Rate Equation

In pump prove time resolved spectroscopy, we assume reaction occurs just after pump pulse. So, for 1st order dynamics, what we should to solve is

\[\begin{equation*} \mathbf{y}'(t) = \begin{cases} 0& \text{if $t < 0$}, \\ A\mathbf{y}(t)& \text{if $t>0$}. \end{cases} \end{equation*}\]

with, \(\mathbf{y}(0)=\mathbf{y}_0\). The solution of above first order equation is given by

\[\begin{equation*} \mathbf{y}(t) = \begin{cases} \exp\left(At\right) \mathbf{y}_0 & \text{if $t\geq 0$} \\ \mathbf{0} \end{cases} \end{equation*}\]

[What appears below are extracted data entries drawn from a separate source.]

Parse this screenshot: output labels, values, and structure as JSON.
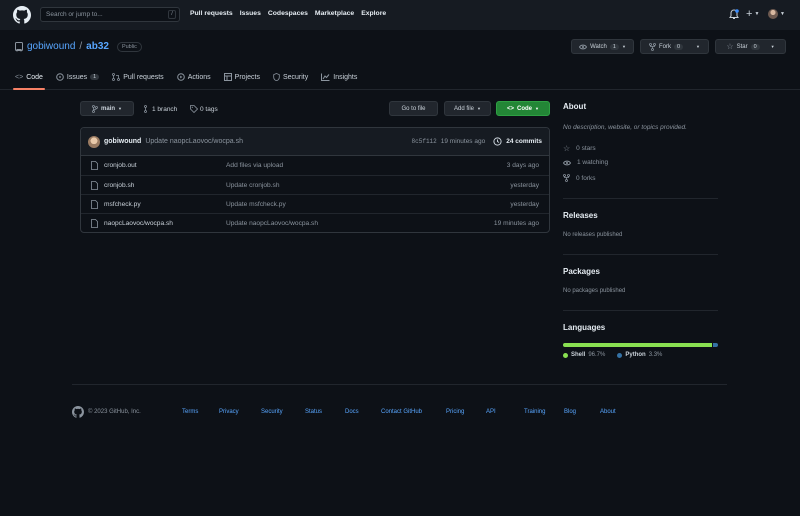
{
  "header": {
    "search_placeholder": "Search or jump to...",
    "slash_key": "/",
    "nav": [
      "Pull requests",
      "Issues",
      "Codespaces",
      "Marketplace",
      "Explore"
    ],
    "plus_label": "+"
  },
  "repo": {
    "owner": "gobiwound",
    "separator": "/",
    "name": "ab32",
    "visibility": "Public",
    "watch_label": "Watch",
    "watch_count": "1",
    "fork_label": "Fork",
    "fork_count": "0",
    "star_label": "Star",
    "star_count": "0"
  },
  "tabs": {
    "code": "Code",
    "issues": "Issues",
    "issues_count": "1",
    "pulls": "Pull requests",
    "actions": "Actions",
    "projects": "Projects",
    "security": "Security",
    "insights": "Insights"
  },
  "toolbar": {
    "branch": "main",
    "branches": "1 branch",
    "tags": "0 tags",
    "goto": "Go to file",
    "addfile": "Add file",
    "code": "Code"
  },
  "commit": {
    "author": "gobiwound",
    "message": "Update naopcLaovoc/wocpa.sh",
    "sha": "8c5f112",
    "age": "19 minutes ago",
    "count": "24 commits"
  },
  "files": [
    {
      "name": "cronjob.out",
      "message": "Add files via upload",
      "age": "3 days ago"
    },
    {
      "name": "cronjob.sh",
      "message": "Update cronjob.sh",
      "age": "yesterday"
    },
    {
      "name": "msfcheck.py",
      "message": "Update msfcheck.py",
      "age": "yesterday"
    },
    {
      "name": "naopcLaovoc/wocpa.sh",
      "message": "Update naopcLaovoc/wocpa.sh",
      "age": "19 minutes ago"
    }
  ],
  "about": {
    "title": "About",
    "description": "No description, website, or topics provided.",
    "stars": "0 stars",
    "watching": "1 watching",
    "forks": "0 forks"
  },
  "releases": {
    "title": "Releases",
    "text": "No releases published"
  },
  "packages": {
    "title": "Packages",
    "text": "No packages published"
  },
  "languages": {
    "title": "Languages",
    "items": [
      {
        "name": "Shell",
        "percent": "96.7%",
        "color": "#89e051",
        "fraction": 0.967
      },
      {
        "name": "Python",
        "percent": "3.3%",
        "color": "#3572A5",
        "fraction": 0.033
      }
    ]
  },
  "footer": {
    "copyright": "© 2023 GitHub, Inc.",
    "links": [
      "Terms",
      "Privacy",
      "Security",
      "Status",
      "Docs",
      "Contact GitHub",
      "Pricing",
      "API",
      "Training",
      "Blog",
      "About"
    ]
  },
  "colors": {
    "accent": "#58a6ff",
    "green": "#238636",
    "tab_underline": "#f78166"
  }
}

, where \(\exp\left(At\right)\) is the matrix exponential defined as

\[\begin{equation*} \exp\left(At\right) = 1 + tA + \frac{1}{2!} t^2 A^2 + \frac{1}{3!} t^3 A^3 + \dotsc \end{equation*}\]

\(\mathbf{0}\) means, at \(t<0\) (i.e. before laser irrediation), there is no excited state species.

Suppose that the rate equation matrix \(A\) is diagonalizable. In general, it cannot be diagonalizable. Then we can write

\[\begin{equation*} A = V \Lambda V^{-1} \end{equation*}\]

, where \(V\) is eigen matrix of \(A\) and \(\Lambda = \mathrm{Diag}\left(\lambda_1,\dotsc,\lambda_n\right)\).

Then,

\[\begin{align*} \mathbf{y}(t) &= \exp\left(At\right) \mathbf{y}_0 \\ &= V \exp\left(\Lambda t \right) V^{-1} \mathbf{y}_0 \\ &= V \mathrm{diag}\left(\exp\left(\lambda_1 t\right),\dotsc,\exp\left(\lambda_n t \right)\right) V^{-1} \mathbf{y}_0 \end{align*}\]

Define \(\mathbf{c}\) as \(V\mathbf{c} = \mathbf{y}_0\) then

\[\begin{equation*} \mathbf{y}(t) = \sum_i c_i \exp\left(\lambda_i t\right) \mathbf{v}_i \end{equation*}\]

To model experimentally observed population, we need to convolve our model population \(\mathbf{y}(t)\) to instrumental response function \(\mathrm{IRF}\). Then we can model observed population \(\mathbf{y}_{obs}(t)\) as

\[\begin{equation*} \mathbf{y}_{obs}(t) = \sum_i c_i (\exp *_h {IRF})(\lambda_i t) \mathbf{v}_i \end{equation*}\]

, where \(*_h\) is the half convolution operator defined as

\[\begin{equation*} (f *_h g)(t) = \int_{0}^{\infty} f(x)g(t-x) \mathrm{d} x \end{equation*}\]

Relation between observed exponential component and species in rate equation

Suppose that the rate equation matrix \(A\) is lower triangular and assume that each diagonal element of \(A\) is different. Then \(A\) is diagonalizable and its eigenvalue \(\lambda_i = A_{(i,i)}.\) Define observed exponential component as

\[\begin{equation*} \mathbf{exp}_{(obs, i)} = (\exp *_h {IRF})(A_{(i,i)} t) \end{equation*}\]

Next define scaled eigen matrix \(V'\) of rate equation matrix \(A\) as

\[\begin{equation*} V' = [c_j V_{(i,j)}]_{(i,j)} \end{equation*}\]

Then observed exponential component \(\mathbf{exp}_{obs}\) and population of species in rate equation \(\mathbf{y}_{obs}\) satisfy following relation.

\[\begin{align*} \mathbf{y}_{obs} &= V' \mathbf{exp}_{obs} \\ \mathbf{exp}_{obs} &= V'^{-1} \mathbf{y}_{obs} \end{align*}\]

So, if one finds weigh vector \(\mathbf{w}\) from time delay scan fitting,

\[\begin{align*} {signal}(t) &= \sum_{i} w_i \mathbf{exp}_{(obs, i)} \\ &= \mathbf{w}^T \mathbf{exp}_{obs} \end{align*}\]

Then one can deduce chemical or physically meaningful difference absorption coefficient \(\Delta \mathbf{A}\) as

\[\begin{equation*} \Delta \mathbf{A} = V'^{-T} \mathbf{w} \end{equation*}\]

Above equation only holds when number of observed exponential decay component and excited species in rate equation are same.